Voyage en Orient (Nerval)/Appendice/XII

Calmann Lévy (Œuvres complètes de Gérard de Nerval III. Voyage en Orient, IIp. 301-302).


xii — LES BÉGUINS


Il appartient aux voyageurs d’éclairer l’opinion publique sur les faits qu’ils ont pu remarquer et qui se rattachent par quelque point à notre société européenne. Le procès relatif à la secte des béguins, procès dont tous les journaux ont rendu compte (janvier 1851) n’a donné lieu qu’à un petit nombre de recherches historiques sur l’origine de cette religion.

Il nous a semblé que cette secte ne se rattachait pas seulement, comme on l’a dit, à certaines associations anglaises qui auraient précédé les anabaptistes de France et d’Allemagne, mais qu’elle remontait aux origines mêmes de la religion chrétienne.

Nous avons trouvé sur les côtes de Syrie, depuis le Carmel jusqu’à Tripoli, les traces encore existantes d’une religion dont les fidèles s’appellent dans le pays, nasariés (nazaréens) et dont le centre existe dans les pays situés entre Lataquié et Antaquié (Laodice et Antioche). Volney, qui a consacré plusieurs pages à cette religion singulière, les appelle ansariés.

Il parait certain que ces peuples appartiennent aux hérésies primitives du christianisme. Peut-être pourrait-on remonter plus haut en les rattachant à quelque secte hébraïque, celle surtout des esséniens, qui avait été fondée sous l’influence de certains inspirés voisins de la Phénicie, tels que Pythagore, dont le souvenir est honoré au Carmel, et Élie, le prophète spécial de cette montagne.

Les chaînes du Liban et de l’Antiliban contiennent un grand nombre de ces sectaires, auxquels on reproche les mêmes erreurs qu’aux béguins de nos pays.

Il ne faut pas oublier, du reste, que les chrétiens primitifs furent accusés, à Rome, de pratiques analogues, et que leurs agapes donnaient aussi lieu à des suppositions d’immoralité.

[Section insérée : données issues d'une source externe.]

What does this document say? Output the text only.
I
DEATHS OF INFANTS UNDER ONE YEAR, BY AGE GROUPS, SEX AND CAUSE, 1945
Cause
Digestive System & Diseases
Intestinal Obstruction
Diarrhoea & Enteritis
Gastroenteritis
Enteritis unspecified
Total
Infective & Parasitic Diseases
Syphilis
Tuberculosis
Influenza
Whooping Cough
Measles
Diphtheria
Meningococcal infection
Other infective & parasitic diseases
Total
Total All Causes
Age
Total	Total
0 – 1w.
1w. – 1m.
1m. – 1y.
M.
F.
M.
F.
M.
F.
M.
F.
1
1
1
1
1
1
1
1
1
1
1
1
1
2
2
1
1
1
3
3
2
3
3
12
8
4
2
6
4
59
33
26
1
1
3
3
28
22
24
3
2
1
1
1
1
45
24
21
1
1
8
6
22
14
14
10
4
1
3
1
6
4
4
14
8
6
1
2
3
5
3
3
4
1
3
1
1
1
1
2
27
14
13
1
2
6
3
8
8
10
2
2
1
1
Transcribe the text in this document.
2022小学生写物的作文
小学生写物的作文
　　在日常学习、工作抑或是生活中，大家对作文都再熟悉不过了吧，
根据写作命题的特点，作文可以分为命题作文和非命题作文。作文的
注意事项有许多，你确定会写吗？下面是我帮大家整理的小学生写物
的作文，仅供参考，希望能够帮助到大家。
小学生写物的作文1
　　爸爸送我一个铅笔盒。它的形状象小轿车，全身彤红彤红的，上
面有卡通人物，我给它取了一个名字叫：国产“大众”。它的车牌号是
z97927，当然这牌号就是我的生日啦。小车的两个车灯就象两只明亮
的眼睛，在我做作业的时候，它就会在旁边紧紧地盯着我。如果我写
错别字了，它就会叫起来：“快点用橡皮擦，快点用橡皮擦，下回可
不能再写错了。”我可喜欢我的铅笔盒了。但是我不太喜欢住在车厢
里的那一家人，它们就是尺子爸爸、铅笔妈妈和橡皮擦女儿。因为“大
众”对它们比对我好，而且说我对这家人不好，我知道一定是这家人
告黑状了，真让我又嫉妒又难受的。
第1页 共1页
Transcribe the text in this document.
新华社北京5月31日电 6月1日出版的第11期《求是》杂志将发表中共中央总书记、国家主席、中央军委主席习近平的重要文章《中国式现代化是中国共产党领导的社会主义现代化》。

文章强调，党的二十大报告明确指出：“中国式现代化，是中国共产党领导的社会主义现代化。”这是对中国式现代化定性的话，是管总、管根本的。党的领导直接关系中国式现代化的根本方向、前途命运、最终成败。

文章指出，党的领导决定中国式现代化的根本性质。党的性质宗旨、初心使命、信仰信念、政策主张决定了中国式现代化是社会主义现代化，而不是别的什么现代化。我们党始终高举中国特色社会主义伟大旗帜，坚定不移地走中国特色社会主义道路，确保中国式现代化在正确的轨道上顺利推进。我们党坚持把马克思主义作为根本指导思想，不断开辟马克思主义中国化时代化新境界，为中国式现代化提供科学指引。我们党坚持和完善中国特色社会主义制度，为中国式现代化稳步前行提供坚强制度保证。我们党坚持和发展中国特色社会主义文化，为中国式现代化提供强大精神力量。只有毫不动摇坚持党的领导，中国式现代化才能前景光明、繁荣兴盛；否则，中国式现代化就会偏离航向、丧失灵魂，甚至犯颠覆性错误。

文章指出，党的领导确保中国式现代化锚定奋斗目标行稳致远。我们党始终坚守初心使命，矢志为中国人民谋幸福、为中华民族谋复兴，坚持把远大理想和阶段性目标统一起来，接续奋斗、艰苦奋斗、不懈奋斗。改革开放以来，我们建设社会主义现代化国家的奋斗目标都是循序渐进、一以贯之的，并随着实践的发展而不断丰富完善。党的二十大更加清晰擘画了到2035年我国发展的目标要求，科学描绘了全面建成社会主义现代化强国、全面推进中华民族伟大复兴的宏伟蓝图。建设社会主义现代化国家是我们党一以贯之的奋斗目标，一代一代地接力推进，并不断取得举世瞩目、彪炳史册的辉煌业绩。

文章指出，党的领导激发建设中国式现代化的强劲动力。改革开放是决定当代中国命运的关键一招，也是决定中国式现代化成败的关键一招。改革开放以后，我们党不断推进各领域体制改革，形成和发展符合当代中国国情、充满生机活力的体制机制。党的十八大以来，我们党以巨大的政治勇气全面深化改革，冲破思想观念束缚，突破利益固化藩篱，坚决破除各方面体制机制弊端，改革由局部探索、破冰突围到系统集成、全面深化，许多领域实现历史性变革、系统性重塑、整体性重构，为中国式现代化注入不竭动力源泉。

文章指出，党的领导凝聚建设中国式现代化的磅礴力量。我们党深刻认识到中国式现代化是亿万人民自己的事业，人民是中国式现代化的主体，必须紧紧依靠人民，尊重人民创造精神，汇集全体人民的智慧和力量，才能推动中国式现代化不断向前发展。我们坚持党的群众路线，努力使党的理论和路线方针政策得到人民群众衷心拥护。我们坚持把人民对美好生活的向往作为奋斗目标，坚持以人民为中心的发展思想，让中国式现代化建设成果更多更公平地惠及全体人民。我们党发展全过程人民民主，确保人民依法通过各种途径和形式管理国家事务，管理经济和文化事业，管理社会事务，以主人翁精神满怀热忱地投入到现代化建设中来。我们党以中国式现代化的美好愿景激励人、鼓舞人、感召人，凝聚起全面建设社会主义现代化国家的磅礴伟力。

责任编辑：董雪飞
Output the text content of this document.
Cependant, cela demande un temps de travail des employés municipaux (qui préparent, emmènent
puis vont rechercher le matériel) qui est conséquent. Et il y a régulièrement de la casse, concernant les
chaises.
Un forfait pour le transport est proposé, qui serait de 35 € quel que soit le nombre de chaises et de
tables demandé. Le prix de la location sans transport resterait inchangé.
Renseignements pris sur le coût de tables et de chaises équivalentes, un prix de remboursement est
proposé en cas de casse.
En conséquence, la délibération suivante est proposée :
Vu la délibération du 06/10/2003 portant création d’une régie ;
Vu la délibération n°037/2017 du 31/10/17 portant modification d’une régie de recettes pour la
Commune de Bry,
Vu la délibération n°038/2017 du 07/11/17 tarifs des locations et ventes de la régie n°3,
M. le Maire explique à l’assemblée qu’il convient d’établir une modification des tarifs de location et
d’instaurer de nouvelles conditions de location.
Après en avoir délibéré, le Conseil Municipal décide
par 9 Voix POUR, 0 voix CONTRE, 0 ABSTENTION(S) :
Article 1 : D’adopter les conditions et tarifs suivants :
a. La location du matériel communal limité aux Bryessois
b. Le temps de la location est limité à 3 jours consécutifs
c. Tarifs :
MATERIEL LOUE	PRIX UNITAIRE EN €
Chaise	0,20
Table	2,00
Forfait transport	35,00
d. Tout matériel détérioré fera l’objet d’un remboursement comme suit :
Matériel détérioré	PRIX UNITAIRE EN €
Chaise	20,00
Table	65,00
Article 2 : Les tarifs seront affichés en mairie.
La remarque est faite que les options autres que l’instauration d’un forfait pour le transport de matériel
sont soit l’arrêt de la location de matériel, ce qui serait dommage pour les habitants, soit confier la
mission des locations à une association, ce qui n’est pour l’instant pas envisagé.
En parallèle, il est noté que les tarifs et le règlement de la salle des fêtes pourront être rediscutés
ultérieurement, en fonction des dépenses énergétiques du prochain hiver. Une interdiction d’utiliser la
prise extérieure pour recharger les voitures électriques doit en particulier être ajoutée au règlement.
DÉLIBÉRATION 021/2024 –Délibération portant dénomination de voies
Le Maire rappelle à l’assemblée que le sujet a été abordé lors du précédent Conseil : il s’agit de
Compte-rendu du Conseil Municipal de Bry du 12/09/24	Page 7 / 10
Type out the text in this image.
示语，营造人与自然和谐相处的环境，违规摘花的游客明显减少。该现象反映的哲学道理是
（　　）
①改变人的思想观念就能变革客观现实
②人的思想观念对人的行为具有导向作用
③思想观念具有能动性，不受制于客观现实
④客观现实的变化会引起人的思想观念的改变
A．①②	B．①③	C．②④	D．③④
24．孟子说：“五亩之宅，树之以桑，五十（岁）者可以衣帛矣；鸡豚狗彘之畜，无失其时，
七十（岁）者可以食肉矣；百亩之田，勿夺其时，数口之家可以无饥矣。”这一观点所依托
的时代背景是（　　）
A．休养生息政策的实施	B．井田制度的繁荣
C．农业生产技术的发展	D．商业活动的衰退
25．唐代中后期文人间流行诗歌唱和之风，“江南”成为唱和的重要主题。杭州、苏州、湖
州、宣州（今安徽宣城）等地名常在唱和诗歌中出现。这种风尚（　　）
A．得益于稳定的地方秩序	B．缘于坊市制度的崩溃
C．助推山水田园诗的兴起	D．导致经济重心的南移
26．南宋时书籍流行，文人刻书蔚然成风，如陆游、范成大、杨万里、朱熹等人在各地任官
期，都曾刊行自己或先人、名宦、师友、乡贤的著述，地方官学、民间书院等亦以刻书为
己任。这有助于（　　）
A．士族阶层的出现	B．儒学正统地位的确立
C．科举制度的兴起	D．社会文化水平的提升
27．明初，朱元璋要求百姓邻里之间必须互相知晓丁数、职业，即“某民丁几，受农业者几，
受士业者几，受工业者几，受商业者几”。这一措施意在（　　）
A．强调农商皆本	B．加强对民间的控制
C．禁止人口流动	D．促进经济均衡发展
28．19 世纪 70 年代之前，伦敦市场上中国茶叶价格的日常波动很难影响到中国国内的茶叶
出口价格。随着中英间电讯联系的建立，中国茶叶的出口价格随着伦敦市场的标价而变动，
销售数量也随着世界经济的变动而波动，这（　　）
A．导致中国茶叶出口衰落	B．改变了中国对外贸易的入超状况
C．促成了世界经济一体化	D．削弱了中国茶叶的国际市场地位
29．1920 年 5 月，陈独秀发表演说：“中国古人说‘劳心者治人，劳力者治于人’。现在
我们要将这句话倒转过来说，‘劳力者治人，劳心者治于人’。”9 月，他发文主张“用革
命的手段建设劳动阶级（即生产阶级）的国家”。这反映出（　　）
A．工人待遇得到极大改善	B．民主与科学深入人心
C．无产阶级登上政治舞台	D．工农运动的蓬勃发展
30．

Chez les nasariés, on reconnaît cette même croyance au prophète Élie, lequel revient, à des temps marqués, sous diverses incarnations, et qui, alors, rétablit les principes oblitérés des dogmes. Tout alors est permis à celui qui représente à la fois le prophète et la Divinité. Et, quoique ces fidèles soient obligés généralement à la continence, son caractère divin lui permet de la méconnaître, lorsqu’il s’agit de produire le Madhi ou Messie attendu.

Les processions se font dans les bois, comme chez les béguins d’Europe ; mais il n’y est pas question comme ici d’hommes ou de femmes nus. Seulement, on se retire la nuit dans des temples nommés kaloués, où le service divin se borne à la lecture des livres saints, c’est-à-dire d’une sorte de Bible apocryphe que ces peuples possèdent. Il est très-vrai aussi qu’à un moment de la cérémonie, les lumières s’éteignent, ou se trouvent réduites à une faible lueur ; mais il n’a jamais été prouvé, même en Syrie, qu’il se passât alors des actes condamnables.

Nous avons entendu quelques officiers égyptiens, qui occupaient la Syrie, en 1840, s’exprimer sur ce sujet avec quelque légèreté. Ils prétendaient qu’une fois les lumières éteintes, des scènes fort peu édifiantes se passaient dans le kaloué ; mais il ne faut pas plus se fier à l’esprit ironique des Égyptiens qu’à celui de nos Marseillais qui, se trouvant en rapport avec ces peuples des basses chaînes du Liban, ont attribué aux cérémonies de ce culte un caractère certainement exagéré. Du reste, il est probable que ce culte, passant dans nos pays froids, s’y est épuré, ainsi qu’il est arrivé du christianisme primitif, dont il fut une secte importante.